Hendrickson was just the person to make good on that promise. “We got some things going on Pyle,” she says, “and discovered he was a veteran. Jim said he wanted to get a stone for him. He’s noted in the cemetery, but he’s just not marked. So I said, let’s see if we can’t get his veteran’s things together and get a headstone for him.”

“It’s just not fair,” Downing recalls his wife saying, “He deserves a headstone.”

In talking to the Veterans Office, the two discovered that given Pyle’s status as a veteran of the Spanish-American War, he qualified for a proper military headstone which the family would not have to purchase.

It was Palmer Monument in Broken Bow, Hendrickson credits, with bringing an authentic flair to the stone. “It’s kind of a unique setting,” she says, “It’s two feet underground, and two feet above ground because that’s how it would have been done at the time.”
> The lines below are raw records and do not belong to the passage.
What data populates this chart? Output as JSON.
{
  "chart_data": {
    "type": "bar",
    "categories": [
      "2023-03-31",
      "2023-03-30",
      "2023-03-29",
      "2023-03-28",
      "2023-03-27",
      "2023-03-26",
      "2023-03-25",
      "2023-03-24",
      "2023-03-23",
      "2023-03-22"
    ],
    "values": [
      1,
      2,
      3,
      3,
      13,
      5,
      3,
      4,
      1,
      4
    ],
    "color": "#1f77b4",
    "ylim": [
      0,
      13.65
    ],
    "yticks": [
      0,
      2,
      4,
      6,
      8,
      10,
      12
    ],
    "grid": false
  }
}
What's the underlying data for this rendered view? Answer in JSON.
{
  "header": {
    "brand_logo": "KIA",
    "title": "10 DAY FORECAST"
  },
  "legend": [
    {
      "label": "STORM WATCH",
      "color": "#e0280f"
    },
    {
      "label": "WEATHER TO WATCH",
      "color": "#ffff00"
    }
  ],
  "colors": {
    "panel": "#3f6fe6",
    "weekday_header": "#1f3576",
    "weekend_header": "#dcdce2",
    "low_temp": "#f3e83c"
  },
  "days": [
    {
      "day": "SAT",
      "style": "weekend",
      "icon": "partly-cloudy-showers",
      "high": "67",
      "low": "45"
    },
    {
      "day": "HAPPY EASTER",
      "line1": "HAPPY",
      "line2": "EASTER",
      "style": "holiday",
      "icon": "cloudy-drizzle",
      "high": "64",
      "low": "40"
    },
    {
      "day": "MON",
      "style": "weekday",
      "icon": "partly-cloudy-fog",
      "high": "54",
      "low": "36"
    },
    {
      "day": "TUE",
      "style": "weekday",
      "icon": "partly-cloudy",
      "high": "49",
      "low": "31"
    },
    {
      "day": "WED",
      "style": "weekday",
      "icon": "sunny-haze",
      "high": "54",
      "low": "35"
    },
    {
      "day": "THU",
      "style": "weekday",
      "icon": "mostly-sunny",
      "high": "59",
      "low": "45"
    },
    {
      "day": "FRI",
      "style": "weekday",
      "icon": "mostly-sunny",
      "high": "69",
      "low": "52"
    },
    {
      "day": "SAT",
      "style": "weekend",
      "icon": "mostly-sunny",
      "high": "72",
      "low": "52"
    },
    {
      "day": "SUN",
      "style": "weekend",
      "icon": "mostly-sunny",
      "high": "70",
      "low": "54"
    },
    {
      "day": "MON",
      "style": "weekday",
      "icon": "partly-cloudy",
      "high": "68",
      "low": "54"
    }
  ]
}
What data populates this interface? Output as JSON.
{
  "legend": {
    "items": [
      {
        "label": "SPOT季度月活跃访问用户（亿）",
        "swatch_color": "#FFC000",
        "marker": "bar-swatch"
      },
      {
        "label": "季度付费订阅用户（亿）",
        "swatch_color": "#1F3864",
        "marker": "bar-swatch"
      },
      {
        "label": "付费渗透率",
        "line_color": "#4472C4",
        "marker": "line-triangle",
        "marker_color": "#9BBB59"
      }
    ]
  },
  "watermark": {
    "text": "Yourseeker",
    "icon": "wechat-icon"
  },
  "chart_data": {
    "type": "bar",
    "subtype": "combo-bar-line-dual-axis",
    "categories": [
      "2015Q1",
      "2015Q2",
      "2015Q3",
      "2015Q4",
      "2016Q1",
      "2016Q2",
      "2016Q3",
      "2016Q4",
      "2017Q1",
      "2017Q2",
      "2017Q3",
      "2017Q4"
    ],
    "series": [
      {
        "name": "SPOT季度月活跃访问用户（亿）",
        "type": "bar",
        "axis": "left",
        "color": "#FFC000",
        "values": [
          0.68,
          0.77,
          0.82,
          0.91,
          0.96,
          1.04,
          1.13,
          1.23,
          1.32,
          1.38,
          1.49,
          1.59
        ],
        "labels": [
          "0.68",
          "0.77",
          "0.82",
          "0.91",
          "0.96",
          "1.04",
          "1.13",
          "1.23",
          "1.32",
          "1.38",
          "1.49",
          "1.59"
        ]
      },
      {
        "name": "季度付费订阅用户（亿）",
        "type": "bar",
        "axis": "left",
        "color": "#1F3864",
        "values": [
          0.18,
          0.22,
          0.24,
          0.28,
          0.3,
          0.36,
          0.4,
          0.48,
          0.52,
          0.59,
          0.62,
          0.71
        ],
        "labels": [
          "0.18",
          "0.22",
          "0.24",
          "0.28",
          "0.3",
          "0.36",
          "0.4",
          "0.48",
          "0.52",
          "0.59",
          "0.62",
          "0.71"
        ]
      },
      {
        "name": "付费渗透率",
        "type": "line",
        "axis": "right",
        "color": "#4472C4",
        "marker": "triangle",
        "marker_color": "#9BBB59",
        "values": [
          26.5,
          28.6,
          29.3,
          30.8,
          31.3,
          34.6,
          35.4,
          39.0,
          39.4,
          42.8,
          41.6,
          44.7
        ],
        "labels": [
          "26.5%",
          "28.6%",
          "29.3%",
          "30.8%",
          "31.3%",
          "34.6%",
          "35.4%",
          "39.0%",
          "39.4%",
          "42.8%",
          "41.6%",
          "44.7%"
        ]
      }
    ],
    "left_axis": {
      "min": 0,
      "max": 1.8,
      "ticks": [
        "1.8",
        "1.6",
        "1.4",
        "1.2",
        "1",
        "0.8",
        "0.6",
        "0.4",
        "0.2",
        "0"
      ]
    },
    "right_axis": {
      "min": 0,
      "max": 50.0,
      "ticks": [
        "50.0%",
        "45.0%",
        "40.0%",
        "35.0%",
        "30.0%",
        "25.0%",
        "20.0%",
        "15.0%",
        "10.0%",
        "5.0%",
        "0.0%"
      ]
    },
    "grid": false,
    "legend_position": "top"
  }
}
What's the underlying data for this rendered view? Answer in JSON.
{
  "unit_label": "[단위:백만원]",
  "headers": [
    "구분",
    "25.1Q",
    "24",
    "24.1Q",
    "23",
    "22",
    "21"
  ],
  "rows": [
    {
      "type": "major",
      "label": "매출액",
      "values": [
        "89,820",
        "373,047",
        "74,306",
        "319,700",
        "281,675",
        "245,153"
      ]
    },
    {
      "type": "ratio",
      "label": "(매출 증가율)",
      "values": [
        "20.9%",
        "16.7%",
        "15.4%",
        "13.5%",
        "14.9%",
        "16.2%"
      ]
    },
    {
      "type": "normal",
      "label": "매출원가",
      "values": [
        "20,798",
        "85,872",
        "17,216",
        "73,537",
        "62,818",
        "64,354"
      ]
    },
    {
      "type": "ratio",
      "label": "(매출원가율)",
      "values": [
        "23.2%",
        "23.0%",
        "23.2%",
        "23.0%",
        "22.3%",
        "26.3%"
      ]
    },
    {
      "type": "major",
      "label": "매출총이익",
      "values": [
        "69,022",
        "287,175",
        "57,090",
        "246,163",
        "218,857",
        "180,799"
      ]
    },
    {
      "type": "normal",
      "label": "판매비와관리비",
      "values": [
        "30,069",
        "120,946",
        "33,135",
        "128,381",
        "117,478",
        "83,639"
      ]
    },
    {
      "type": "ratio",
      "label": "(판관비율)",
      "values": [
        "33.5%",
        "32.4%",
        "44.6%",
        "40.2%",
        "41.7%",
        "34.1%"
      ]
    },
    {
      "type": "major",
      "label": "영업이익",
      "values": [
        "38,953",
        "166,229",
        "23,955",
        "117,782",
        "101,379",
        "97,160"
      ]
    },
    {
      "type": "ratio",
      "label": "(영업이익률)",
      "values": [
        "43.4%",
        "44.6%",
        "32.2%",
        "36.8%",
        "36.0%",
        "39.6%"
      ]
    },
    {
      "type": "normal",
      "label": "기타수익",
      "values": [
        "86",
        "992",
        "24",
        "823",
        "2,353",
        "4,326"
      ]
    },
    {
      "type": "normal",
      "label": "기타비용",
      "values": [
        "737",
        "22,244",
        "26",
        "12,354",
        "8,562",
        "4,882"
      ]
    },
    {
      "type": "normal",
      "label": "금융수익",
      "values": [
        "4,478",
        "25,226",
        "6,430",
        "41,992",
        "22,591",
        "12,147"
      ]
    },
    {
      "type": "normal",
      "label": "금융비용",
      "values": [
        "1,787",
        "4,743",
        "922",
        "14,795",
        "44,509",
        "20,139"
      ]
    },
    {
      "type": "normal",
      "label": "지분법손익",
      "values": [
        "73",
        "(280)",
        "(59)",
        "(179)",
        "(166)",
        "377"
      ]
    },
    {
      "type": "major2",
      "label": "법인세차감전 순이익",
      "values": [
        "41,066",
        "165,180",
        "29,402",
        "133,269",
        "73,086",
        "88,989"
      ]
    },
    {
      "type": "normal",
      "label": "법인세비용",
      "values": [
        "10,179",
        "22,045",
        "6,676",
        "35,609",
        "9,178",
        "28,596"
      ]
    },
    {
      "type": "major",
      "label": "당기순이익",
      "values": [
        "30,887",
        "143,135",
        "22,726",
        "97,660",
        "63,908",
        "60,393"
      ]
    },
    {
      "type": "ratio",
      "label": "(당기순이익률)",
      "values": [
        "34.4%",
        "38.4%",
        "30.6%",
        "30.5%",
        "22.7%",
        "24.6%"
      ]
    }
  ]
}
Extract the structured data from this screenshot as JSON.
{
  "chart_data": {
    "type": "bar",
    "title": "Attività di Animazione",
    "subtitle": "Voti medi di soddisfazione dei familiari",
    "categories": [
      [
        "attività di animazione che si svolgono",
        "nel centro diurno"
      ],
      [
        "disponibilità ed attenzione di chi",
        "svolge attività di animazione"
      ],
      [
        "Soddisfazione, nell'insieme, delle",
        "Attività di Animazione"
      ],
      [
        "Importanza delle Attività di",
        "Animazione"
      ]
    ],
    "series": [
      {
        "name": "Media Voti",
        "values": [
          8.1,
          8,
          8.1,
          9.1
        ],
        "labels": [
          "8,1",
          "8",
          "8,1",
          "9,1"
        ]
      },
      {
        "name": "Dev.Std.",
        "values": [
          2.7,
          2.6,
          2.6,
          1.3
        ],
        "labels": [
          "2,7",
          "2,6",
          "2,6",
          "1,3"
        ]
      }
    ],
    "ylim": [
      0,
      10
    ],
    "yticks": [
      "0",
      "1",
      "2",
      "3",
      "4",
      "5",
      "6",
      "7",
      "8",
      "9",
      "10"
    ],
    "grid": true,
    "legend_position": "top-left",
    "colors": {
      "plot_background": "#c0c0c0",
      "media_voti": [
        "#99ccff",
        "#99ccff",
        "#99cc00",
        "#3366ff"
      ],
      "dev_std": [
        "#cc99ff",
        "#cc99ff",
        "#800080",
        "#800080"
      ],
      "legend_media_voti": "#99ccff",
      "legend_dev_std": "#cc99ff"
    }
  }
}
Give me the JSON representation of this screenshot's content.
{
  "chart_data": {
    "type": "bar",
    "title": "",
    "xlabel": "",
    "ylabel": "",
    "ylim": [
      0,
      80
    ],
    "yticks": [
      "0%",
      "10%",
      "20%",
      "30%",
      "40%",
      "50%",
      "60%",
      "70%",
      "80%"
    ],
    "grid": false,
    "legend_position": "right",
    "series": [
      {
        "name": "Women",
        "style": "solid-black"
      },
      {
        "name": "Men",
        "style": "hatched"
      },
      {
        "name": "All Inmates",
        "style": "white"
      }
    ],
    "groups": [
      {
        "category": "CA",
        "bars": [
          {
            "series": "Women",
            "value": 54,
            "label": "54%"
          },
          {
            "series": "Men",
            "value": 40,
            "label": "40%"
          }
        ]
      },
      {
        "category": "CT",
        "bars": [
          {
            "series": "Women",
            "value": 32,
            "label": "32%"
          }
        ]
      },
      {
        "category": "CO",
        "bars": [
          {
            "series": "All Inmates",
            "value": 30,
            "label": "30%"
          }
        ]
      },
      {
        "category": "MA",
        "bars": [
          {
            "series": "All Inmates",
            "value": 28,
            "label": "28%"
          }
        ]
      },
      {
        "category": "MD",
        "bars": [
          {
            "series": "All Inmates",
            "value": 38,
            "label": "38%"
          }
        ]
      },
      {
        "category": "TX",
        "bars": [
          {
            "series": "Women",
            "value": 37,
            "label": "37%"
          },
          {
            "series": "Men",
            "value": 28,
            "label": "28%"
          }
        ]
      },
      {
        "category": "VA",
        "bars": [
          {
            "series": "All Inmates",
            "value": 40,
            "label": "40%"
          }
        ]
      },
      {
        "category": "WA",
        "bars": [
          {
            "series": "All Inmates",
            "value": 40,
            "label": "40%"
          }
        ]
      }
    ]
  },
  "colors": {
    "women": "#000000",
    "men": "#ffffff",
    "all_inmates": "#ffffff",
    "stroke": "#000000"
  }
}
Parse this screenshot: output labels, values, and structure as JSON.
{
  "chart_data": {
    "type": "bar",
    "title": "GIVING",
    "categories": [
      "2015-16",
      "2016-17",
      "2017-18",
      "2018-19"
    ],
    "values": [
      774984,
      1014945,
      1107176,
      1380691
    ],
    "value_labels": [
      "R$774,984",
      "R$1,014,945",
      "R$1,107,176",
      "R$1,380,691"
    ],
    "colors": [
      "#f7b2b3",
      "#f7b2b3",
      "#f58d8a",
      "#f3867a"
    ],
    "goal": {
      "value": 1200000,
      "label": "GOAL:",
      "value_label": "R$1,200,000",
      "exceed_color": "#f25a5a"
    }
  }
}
Pyle’s ceremony took place on an immaculate July afternoon, just after Independence Day. Members of the Nebraska Honor Guard sounded a salute for their fallen brother-in-arms, and taps swirled the still air from the bell of a period-appropriate military bugle.

The headstone is the spitting image of an early twentieth-century U.S. military marker, bearing Pyle’s name, corps, and birth and death dates. “Anyone can pop out to the cemetery and see it,” Hendrickson says, “It’s not draped or anything.”